Answer
a. $x\to-\infty, y\to-\infty$ and $x\to\infty, y\to-\infty$
b. $x=-5,0,1$, crosses the x-axis at $x=-5,0$, touches and turns around at $x=1$
c. $y=0$.
d. neither
e. See graph
![](https://gradesaver.s3.amazonaws.com/uploads/solution/0a3591a8-edf1-48cb-973a-8a92c059e9cc/result_image/1581680040.jpg?X-Amz-Algorithm=AWS4-HMAC-SHA256&X-Amz-Credential=AKIAJVAXHCSURVZEX5QQ%2F20240727%2Fus-east-1%2Fs3%2Faws4_request&X-Amz-Date=20240727T051207Z&X-Amz-Expires=900&X-Amz-SignedHeaders=host&X-Amz-Signature=8ac9ed8122f3abb5b1e5d1804e3d7e2617dffa8cf1b76b1036ed889366933a77)
Work Step by Step
Given the function $f(x)=-2x^3(x-1)^2(x+5)$, we have:
a. The leading term is $-2x^6$ with a coefficient of $-2$ and an even power; thus $x\to-\infty, y\to-\infty$ and $x\to\infty, y\to-\infty$, and the end behaviors are that the curve will fall as $x$ increases (right end) and it will also fall as $x$ decreases (left end).
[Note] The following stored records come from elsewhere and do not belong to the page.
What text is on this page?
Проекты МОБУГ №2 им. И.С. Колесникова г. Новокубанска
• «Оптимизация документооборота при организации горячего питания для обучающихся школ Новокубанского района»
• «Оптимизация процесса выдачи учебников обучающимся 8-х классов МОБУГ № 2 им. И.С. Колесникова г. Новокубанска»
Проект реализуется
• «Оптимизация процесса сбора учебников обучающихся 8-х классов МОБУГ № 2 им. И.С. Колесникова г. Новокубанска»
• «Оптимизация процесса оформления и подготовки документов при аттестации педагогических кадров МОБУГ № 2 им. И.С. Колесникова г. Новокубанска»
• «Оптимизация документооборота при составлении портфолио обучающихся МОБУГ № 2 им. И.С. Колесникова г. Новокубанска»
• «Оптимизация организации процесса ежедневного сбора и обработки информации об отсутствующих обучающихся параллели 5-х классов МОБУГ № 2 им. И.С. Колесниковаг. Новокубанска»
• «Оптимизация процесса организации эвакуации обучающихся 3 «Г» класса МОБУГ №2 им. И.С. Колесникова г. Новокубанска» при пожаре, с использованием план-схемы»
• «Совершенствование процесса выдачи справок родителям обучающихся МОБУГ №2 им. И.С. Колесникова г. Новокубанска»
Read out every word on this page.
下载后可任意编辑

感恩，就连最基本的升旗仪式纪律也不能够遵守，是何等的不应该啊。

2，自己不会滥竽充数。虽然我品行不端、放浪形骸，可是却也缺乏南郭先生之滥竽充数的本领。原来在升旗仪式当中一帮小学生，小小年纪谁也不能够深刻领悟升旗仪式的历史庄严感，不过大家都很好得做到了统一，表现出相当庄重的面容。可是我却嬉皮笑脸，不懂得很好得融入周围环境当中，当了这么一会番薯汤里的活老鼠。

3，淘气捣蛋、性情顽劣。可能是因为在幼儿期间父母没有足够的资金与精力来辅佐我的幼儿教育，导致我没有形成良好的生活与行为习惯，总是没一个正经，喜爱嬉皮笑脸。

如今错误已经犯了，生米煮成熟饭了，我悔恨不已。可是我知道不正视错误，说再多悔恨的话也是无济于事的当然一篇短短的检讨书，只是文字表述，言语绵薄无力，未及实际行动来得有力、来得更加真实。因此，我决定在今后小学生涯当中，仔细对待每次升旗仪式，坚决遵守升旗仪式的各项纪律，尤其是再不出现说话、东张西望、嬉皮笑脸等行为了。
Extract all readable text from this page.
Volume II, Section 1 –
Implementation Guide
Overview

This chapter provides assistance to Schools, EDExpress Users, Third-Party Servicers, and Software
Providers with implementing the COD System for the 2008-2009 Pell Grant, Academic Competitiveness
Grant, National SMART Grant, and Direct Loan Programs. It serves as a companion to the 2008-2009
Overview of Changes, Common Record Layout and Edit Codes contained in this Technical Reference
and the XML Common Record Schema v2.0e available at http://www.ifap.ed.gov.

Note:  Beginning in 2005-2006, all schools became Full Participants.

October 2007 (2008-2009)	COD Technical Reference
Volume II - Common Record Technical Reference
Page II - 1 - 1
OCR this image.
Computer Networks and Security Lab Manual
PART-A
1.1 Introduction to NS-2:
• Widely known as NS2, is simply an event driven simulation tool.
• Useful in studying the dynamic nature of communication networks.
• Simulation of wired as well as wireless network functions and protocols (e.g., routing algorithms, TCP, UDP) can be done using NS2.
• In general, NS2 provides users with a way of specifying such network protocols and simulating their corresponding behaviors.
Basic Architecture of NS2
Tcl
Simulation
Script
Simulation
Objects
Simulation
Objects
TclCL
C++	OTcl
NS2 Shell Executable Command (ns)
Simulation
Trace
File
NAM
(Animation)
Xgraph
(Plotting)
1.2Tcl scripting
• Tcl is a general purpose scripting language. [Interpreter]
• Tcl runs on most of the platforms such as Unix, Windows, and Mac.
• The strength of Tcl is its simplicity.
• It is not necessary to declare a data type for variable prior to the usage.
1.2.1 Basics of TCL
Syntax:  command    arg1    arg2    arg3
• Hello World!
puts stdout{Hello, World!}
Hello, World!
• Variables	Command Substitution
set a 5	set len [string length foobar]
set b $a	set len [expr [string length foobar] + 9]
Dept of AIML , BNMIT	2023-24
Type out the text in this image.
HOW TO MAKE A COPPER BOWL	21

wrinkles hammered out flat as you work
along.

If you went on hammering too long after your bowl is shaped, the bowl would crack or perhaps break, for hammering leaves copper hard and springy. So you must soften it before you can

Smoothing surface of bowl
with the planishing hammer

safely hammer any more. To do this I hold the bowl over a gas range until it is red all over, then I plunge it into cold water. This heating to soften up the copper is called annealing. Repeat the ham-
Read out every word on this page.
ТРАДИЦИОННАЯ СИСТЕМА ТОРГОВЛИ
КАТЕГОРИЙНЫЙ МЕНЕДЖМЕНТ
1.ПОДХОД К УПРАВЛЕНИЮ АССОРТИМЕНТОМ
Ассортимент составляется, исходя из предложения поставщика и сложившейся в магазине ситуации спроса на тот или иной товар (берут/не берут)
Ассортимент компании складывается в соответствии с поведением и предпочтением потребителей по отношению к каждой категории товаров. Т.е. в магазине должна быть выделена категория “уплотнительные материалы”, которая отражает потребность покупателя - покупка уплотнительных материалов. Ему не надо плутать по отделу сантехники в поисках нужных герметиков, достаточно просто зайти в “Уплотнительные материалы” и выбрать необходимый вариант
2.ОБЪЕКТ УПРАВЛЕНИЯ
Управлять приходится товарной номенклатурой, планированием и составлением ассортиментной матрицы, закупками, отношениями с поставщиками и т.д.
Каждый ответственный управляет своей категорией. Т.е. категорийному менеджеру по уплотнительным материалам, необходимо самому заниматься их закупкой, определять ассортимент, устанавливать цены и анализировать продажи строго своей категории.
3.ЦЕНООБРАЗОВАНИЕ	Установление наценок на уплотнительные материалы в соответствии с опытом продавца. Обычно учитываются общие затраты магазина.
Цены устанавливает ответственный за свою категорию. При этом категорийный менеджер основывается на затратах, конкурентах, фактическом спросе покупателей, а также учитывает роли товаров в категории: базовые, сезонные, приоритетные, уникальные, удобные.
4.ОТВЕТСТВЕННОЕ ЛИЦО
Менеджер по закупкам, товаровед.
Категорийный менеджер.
b. The equation is factored; thus the x-intercepts are $x=-5,0,1$ and the graph crosses the x-axis at $x=-5,0$ (odd multiplicity), but touches and turns around at $x=1$ (even multiplicity).
c. We can find the y-intercept by letting $x=0$, which gives $y=0$.
d. Test $f(-x)=-2(-x)^3(-x-1)^2(-x+5)=-2x^3(x+1)^2(x-5)$. As $f(-x)\ne f(x)$ and $f(-x)\ne -f(x)$, the graph is neither symmetric with respect to the y-axis nor with the origin.
e. See graph; as $n=6$, the maximum number of turning points will be $5$, which agrees with the graph.